Don’t put footnotes on your menu. This is not a research paper and I already feel like I’m in a pharmacy - upping the clinical atmosphere is not upping my appetite. There are better ways to present additional information about your products; call it out on the packaging, or on the environment as part of the decor. And if you have to put footnotes on your menu, put them in order! The menu boards have footnote 2 first, then 1, then 3. You can solve this problem by not using footnotes.

  • The menu is missing salads

They didn’t put salads on the menu. They sell salads. This seems like an oversight.

  • There is no order to ordering

This is probably the biggest problem, and one that needs to be resolved. Lunch time in midtown east is nuts. 200,000 people work here, and despite having office jobs that really let them eat lunch at anytime, they all want to do it at 12:15. All of them. If you don’t have an efficient system for ordering in place, you’re in trouble.

The thing is, people don’t mind waiting if it’s structured. There are lots of places that have the lunch-rush down pat: Dos Toros has a “seven minutes from the point” sign like you’re waiting to ride Splash Mountain; Potbelly has extra staff taking orders in line via iPad so that when you reach the front of the line your food is ready to go. These are well oiled machines that have taken the necessary steps to ensure a smooth operation, be it signage, extra staff, or additional procedures.

I’m not asking for all that - I’m asking for an “Order Here” sign and a “Pick-up Here” sign. These are easy to make. These could even be displayed over lovely photos of food and flowers.  

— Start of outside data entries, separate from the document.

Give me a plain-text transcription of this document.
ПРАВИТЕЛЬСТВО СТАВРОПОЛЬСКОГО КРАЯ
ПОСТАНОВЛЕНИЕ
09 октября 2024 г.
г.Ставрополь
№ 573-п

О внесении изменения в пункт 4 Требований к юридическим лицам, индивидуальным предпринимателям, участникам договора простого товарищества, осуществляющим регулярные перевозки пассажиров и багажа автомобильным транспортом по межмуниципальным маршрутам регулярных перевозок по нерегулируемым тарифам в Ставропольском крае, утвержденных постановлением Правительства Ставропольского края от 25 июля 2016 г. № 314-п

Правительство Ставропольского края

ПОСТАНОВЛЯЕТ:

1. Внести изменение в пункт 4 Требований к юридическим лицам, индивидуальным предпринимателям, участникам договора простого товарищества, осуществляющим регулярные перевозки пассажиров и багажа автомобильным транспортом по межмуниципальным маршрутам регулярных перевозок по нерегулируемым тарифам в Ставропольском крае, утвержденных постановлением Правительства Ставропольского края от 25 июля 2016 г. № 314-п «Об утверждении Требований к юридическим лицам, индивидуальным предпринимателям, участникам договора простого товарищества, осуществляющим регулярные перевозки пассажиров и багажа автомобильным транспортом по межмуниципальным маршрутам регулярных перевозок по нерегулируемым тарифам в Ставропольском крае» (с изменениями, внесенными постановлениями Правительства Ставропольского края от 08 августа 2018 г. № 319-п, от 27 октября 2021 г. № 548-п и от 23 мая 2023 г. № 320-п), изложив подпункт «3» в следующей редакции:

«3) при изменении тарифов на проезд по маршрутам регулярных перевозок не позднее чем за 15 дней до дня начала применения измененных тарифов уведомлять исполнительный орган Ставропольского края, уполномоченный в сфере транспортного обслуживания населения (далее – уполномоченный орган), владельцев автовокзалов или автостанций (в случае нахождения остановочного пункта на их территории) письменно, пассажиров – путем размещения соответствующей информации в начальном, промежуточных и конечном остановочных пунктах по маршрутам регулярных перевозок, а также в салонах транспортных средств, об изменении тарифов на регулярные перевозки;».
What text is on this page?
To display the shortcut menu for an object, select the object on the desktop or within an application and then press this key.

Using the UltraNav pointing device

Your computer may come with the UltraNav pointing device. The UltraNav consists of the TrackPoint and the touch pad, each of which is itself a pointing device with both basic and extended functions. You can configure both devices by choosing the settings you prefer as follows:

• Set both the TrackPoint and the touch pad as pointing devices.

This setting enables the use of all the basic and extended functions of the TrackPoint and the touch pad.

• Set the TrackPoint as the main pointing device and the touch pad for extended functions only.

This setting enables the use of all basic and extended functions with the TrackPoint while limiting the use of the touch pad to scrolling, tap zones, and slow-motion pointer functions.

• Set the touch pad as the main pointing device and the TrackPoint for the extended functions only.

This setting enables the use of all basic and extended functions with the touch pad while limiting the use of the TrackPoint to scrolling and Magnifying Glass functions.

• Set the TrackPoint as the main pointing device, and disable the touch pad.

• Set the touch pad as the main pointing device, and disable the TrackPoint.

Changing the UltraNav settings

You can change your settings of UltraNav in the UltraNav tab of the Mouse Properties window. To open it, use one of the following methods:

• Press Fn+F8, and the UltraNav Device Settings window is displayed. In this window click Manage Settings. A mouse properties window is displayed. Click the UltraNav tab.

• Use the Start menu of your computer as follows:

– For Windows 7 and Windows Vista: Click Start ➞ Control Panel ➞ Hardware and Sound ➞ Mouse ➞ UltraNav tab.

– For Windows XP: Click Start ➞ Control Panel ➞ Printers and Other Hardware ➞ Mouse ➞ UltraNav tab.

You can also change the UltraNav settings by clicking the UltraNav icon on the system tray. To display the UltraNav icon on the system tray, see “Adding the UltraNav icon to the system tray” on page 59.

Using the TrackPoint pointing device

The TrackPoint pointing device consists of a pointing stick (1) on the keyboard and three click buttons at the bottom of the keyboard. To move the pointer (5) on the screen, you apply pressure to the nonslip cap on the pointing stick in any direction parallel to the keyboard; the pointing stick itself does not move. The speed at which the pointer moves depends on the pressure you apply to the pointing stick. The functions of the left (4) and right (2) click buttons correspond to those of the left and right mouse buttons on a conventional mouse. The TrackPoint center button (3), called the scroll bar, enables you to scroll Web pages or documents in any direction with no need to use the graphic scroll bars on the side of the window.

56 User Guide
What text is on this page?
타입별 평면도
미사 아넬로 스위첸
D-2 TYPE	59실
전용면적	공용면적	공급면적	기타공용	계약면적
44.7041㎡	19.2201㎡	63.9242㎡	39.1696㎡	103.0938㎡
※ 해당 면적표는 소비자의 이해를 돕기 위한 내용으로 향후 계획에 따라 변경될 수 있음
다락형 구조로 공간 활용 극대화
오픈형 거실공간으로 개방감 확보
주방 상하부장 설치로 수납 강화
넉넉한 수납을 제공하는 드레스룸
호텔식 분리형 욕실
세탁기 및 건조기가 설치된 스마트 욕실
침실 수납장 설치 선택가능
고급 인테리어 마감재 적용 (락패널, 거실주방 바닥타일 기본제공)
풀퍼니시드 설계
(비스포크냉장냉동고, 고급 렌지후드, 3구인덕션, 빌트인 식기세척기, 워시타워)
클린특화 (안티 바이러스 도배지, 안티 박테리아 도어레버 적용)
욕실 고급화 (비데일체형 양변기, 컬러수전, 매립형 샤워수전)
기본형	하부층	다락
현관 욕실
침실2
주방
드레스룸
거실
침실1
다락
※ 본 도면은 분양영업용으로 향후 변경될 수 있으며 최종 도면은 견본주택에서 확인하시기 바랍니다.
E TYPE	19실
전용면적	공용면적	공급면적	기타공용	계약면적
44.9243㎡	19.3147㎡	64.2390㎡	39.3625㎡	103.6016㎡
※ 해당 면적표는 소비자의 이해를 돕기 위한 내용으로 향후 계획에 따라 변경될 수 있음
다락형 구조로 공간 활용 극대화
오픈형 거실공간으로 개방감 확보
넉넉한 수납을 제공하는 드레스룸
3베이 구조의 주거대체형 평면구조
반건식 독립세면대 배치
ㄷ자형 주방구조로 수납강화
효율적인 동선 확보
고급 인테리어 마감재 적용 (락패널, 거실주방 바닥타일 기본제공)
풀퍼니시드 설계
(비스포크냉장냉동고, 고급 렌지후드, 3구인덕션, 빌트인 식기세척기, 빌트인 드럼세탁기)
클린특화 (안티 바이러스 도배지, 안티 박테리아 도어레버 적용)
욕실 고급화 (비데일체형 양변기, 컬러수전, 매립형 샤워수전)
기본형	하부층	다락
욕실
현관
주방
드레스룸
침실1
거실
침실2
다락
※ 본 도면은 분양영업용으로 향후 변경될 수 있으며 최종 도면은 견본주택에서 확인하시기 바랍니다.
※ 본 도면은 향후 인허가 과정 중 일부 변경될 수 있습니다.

  • Everything tastes bland

Okay, this isn’t a design thing but since this is a restaurant review I should probably mention it. The Beauty Smoody tasted like water. The Matcha Latte also tasted like water. Those two things should not taste the same! And the performance bread? It tasted like crackers, and not performance crackers, just average, bland crackers. The hummus was fine, I guess.
 

Final Verdit? Mood: Ineffiecent

Takeout options in midtown have to be fast. I need to order fast, be able to order fast, and get my food fast. If the visuals don’t help me find the salads, and they don’t help me know where to go to wait for my performance bread, then it doesn’t matter how nice the aesthetic is. Dr Smood is pretty on the surface and a bit of a mess underneath; a perfect description of my ideal tinder match, but not what I’m looking for in a lunch spot.